4. Interface with Lightroom – I loved the way LR and Blurb interface. In the past, I’ve always edited a bunch of photos (always far more than I end up using) in LR, then exported them and re-imported them into Aperture, where I made the book. And if I needed to fill in a few gaps I had to do that all over again. But this time I started with just a couple of hundred photos and found it easy to return to my originals to grab a few more and do a quick edit on them, as I needed them.

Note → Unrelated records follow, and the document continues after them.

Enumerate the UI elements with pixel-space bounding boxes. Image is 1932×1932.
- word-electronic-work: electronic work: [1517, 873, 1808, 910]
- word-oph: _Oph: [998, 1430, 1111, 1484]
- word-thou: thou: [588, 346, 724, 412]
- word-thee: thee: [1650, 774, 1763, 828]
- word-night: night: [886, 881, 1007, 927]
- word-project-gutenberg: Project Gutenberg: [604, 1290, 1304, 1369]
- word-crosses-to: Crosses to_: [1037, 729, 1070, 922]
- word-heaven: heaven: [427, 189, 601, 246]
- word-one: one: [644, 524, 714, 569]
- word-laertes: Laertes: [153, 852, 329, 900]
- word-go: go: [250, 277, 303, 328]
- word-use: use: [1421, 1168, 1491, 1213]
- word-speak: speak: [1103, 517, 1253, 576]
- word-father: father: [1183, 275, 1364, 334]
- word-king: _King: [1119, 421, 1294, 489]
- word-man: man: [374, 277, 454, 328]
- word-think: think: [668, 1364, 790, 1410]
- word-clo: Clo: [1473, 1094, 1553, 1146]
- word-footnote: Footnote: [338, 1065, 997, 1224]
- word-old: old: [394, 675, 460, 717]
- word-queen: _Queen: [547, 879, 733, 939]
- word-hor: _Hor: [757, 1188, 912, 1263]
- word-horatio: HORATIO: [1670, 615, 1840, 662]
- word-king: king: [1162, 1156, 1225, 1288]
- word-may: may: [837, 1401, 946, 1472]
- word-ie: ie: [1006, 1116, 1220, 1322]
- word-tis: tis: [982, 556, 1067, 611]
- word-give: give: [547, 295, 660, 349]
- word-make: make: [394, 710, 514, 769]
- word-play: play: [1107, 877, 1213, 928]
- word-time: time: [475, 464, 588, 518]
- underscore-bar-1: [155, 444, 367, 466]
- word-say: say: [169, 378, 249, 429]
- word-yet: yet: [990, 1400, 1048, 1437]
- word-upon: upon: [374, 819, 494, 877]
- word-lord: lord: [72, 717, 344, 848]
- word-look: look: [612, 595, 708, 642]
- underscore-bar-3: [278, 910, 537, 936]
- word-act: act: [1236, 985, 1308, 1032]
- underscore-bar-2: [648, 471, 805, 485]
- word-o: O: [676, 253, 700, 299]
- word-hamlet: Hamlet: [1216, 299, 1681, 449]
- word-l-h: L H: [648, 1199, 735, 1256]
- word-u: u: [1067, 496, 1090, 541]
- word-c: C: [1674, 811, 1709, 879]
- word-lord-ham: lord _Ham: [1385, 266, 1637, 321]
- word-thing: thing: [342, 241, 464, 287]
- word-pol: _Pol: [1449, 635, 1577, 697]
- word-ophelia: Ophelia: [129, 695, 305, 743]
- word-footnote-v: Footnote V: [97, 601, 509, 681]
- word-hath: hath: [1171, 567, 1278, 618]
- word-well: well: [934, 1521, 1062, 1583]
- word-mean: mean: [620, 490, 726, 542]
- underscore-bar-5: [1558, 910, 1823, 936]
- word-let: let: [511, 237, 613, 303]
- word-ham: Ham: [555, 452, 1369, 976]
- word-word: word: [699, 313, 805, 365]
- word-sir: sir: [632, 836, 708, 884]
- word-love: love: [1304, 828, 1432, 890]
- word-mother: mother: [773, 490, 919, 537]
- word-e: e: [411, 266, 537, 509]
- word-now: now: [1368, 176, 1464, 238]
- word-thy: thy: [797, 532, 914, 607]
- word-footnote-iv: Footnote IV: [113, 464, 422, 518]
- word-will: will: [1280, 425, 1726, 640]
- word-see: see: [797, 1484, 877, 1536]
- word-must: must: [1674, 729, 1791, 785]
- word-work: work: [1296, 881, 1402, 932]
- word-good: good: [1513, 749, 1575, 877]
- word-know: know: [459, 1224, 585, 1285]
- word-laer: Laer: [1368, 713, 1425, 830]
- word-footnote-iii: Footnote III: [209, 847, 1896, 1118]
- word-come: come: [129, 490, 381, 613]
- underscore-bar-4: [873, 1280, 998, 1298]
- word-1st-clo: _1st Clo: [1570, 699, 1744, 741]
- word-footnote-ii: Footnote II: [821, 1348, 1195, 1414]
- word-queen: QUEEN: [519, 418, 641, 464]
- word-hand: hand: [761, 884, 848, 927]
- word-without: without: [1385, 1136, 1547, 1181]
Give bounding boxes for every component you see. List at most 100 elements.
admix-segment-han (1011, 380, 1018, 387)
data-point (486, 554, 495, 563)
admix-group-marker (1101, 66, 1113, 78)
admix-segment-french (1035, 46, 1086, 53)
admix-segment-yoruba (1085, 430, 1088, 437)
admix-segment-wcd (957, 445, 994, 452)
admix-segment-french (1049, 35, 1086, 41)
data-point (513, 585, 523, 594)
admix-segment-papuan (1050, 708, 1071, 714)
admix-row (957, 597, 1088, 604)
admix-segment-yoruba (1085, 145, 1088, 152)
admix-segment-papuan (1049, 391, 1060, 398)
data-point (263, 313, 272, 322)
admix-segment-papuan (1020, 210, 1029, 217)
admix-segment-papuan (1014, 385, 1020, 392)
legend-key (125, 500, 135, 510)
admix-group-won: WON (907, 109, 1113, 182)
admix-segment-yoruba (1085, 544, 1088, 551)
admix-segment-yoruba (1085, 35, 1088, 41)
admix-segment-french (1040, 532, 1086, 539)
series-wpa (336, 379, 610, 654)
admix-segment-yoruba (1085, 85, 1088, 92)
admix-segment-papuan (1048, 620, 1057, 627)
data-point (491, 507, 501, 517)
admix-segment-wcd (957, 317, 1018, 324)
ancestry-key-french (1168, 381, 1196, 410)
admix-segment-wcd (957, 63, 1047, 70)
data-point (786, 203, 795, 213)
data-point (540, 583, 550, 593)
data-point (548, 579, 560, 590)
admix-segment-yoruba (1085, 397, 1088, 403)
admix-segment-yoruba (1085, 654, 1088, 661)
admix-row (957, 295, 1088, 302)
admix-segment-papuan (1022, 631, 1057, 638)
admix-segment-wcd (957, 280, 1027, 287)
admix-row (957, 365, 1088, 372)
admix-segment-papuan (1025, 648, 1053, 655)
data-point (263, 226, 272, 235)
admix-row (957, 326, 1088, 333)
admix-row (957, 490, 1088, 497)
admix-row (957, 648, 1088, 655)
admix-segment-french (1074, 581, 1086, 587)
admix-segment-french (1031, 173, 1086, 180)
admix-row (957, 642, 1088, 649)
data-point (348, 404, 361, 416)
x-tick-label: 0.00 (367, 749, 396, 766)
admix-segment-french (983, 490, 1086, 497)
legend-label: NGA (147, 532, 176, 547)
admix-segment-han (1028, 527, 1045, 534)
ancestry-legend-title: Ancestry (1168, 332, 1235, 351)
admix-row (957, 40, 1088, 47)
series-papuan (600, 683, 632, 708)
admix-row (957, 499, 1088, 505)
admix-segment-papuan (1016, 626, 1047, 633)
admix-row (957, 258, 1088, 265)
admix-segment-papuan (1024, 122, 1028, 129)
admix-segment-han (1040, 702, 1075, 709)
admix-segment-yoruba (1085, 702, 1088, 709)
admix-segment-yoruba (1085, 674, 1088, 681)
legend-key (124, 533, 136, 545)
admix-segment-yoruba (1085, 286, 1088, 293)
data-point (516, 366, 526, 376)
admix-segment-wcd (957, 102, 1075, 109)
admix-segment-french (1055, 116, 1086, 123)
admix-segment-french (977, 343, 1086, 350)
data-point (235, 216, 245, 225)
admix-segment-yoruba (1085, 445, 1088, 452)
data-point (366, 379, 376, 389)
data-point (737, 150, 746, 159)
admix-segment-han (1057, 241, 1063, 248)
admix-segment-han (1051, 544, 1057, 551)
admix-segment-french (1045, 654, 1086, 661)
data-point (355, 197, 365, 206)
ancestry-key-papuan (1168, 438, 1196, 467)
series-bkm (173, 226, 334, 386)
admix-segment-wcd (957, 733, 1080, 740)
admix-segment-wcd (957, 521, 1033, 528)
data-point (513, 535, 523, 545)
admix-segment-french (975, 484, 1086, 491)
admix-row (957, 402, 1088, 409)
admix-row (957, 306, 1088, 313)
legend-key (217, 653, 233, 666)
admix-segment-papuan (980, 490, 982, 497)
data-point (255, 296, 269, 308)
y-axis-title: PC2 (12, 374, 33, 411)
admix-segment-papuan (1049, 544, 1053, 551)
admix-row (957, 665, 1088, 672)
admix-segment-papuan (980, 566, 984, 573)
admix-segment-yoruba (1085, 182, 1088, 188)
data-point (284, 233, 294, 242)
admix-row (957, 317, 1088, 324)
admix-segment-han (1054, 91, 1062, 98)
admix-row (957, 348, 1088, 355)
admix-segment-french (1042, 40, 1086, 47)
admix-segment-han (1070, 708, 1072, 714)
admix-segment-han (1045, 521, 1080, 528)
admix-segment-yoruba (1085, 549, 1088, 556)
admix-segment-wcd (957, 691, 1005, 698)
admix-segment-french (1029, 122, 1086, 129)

5. Layout – There are plusses and minuses to both systems in terms of layouts. I liked the fact that in Blurb I could put in any colour of background page I wanted. Aperture has a few set colours, depending on the theme you choose, and that’s it. I missed the ability to inset a small pic or two onto another larger one, as I could with Aperture. I know there is a Blurb layout that allows this but there are no frames around the smaller photos and I didn’t really like the result so ended up never using it. Aperture allows you to frame any photo and also determine the colour and width of the frame. (I think this is probably possible in Blurb too, by doing a layout in the LR print function, but that seems too cumbersome to me.) Overall, I found the Blurb layouts less flexible than the Aperture ones, but perhaps that is because I had figured out a way with Aperture to clear all the layout off a page and then insert whatever size boxes I wanted. Text too I found more difficult with Blurb. For example, I couldn’t get the text on the spine of the Namib book to go sideways, but I’m onto another book now and it went in that way w/o a hitch. I know that there’s a fair amount of flexibility with Blurb, in terms of sizing and aspect ratio of the photos as well as with placement of the text. I just need more experience with the program, I expect, to figure it all out.
6. I thought of a couple of other things about Blurb that I really like too – first, the ability to share an electronic version of the book with friends & family – not everyone is nearby and can see the hard copy; and secondly, the ability to buy an iPad version of the book for under $10. Both great (non-traditional) ways to share the book with others.
In summary, I’d say I was very satisfied with the Blurb experience. (Had a little hiccup placing my first order but customer service was fast and responsive so I was happy.) I’m making another book now and began by thinking I’d do it quickly using Apple, but after toying around a bit there I decided Blurb was really a better way to go. I doubt if I’ll ever go back to using Apple again.